~*me*~
i live my life the way a girl should :)

Saturday, August 25, 2007

well

sorry that i need to vent. i mean, i just really have to.

so i was talking to paola a couple of nights ago. it was after brendan left and i cried like no other. so we talked and we talked. she tried to make me feel better by saying all these things "magkikita pa naman kayo eh" and stuff like that.. but at one point she like asked me stuff. one of her questions: "may thing ba kayo?"
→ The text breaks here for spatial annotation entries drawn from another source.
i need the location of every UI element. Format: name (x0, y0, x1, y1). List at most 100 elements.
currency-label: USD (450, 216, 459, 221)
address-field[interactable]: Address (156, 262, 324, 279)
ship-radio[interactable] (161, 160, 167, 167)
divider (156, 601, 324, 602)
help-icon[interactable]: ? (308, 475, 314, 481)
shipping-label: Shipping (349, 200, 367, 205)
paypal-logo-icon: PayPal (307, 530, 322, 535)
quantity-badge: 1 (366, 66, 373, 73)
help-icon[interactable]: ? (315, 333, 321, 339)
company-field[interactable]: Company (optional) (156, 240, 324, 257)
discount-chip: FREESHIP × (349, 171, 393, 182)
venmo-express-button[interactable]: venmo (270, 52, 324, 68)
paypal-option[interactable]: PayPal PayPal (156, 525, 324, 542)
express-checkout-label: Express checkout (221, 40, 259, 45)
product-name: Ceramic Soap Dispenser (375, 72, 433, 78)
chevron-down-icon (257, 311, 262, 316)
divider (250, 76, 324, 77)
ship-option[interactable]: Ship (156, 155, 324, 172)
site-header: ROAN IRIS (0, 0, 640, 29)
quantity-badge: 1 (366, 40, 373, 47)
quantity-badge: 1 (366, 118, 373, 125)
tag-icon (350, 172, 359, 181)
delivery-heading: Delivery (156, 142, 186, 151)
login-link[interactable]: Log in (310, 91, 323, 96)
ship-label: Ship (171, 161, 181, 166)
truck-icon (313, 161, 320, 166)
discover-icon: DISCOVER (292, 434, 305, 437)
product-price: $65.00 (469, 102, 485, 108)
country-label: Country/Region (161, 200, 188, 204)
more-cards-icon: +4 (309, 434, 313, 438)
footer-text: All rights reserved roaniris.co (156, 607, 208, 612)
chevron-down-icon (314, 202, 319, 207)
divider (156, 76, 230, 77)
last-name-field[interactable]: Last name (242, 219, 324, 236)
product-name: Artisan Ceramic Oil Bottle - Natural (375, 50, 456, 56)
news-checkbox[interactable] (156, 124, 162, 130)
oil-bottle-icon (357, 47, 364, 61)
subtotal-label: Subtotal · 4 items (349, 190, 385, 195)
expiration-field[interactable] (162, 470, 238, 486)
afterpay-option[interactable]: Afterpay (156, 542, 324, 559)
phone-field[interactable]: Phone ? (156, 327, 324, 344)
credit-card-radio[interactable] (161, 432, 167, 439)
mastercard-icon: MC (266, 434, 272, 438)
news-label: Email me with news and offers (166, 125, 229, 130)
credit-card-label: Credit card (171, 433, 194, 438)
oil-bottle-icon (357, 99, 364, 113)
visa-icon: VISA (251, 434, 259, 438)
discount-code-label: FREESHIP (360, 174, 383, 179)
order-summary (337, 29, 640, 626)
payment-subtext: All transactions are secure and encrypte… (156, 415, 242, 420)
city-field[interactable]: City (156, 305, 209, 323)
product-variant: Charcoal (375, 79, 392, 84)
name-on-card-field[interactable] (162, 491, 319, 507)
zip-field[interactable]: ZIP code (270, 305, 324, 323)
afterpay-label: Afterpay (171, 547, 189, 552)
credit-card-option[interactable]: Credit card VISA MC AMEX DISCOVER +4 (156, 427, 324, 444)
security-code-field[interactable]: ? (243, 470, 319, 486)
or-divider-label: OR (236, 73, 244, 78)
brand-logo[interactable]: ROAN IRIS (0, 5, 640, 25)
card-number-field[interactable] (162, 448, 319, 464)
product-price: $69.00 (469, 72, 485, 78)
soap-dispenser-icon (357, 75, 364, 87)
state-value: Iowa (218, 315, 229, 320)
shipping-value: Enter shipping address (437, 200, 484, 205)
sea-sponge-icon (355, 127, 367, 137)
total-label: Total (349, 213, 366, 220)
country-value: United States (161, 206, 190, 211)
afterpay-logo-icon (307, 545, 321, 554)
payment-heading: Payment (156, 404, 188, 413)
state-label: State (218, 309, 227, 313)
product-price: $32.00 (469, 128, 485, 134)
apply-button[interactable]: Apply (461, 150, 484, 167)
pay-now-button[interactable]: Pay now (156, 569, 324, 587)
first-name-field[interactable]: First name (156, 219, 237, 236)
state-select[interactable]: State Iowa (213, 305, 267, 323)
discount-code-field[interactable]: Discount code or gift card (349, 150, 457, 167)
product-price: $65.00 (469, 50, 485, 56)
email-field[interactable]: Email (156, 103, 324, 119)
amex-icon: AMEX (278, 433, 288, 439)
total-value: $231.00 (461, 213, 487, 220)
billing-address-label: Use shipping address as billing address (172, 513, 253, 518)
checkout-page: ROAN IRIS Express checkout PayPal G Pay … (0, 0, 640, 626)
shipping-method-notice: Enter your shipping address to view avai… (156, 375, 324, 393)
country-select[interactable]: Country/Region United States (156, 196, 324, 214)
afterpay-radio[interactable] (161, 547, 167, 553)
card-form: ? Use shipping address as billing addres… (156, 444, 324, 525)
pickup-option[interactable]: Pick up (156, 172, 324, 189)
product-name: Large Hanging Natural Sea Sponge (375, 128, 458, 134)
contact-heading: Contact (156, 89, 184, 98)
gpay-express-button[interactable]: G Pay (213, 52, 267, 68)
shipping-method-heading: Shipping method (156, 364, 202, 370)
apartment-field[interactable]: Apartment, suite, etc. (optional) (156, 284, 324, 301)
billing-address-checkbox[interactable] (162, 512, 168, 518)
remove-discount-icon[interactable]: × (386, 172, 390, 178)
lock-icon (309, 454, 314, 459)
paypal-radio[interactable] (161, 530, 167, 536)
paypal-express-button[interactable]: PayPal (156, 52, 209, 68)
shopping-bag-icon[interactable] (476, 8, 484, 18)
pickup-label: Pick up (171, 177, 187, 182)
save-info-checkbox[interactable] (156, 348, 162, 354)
um, wala? idk it feels like there's something there but i dont want to entertain it again. i mean, i already did once and well, look at what happened. kaya ayoko na i-entertain again. the feelings will be uncontrollable once na ipasok ko nanaman sa mind ko na "baka" may thing. baka this time around, hindi ko na kayanin. then paola was like "mukhang bagay" i was like uhh what the fuck? i was like "bakit?" and she said "kasi parang may chemistry" :(

how sad kasi everyone thinks that. parang even our teachers in our class.. as in all of our teachers in that class think we'd be good together. pati na nga ung sub namin si mr. flinn eh. whenever we'd see each other in the hallway he'd be like "how's brendan?" umm idk? im not his girlfriend? and all my friends think we'd be good together and stuff. pero how sayang. we never even tried.

well, idk i guess we already "tried" but it really wasnt meant to be? like.. i guess the whole christmas break.. it was our time. trying time. tapos it just failed horribly? ayay. oh well. whatever.

i guess i'll just go up to state and find out, huh?